Esta ideia de que se vai lá para captar investimento é um slogan errado?
É um slogan totalmente errado. Em cada dia da Web Summit há a feira das startups, se calhar com 100 empresas que têm um stand. Os investidores, tipicamente, quando passam viram o badge ao contrário, que é para ninguém perceber que são investidores – porque senão não conseguem passar. E não é neste ambiente que eu vou conhecer a próxima startup para eu investir. Não é? Nós até temos um processo bastante aberto e respondemos a toda a gente. Mas, no final do dia, os nossos potenciais investimentos acabam por ser de alguém que nos indicou. Portanto, esta noção de ir buscar startups assim num lago não é a forma – há exceções – mas esta não é a regra.
Recomendam às vossas startups para irem à Web Summit ou não?

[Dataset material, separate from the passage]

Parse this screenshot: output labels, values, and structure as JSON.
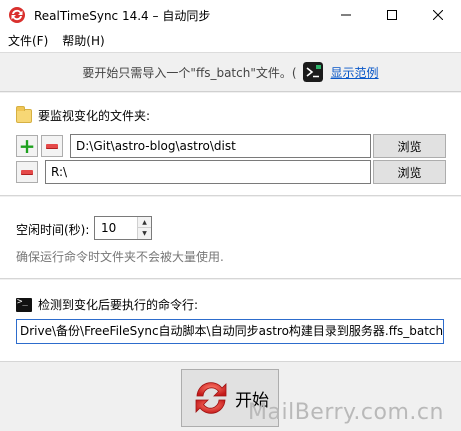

Nós recomendamos para ir à parte boa do Web Summit. Porque o que muita gente não sabe é que há uma série de eventos paralelos, altamente exclusivos, que decorrem nessa altura. Por exemplo, há uma conferência paralela chamada “Forum”. É a conferência privada dos oradores. E obviamente que osoradores são pessoas espetaculares. Essas nós recomendamos aos nossos fundadores. Mas aí eu consigo ter uma conversa produtiva com alguém que é o suprassumo de alguma área e que, se calhar, me consegue adicionar valor real. Mas não é ali, numa conversa de corredor de cinco minutos, sobretudo num evento com 50 mil pessoas que as coisas vão acontecer. Pelo menos com a previsibilidade que às vezes nos tentam imprimir que a Web Summit nos traz.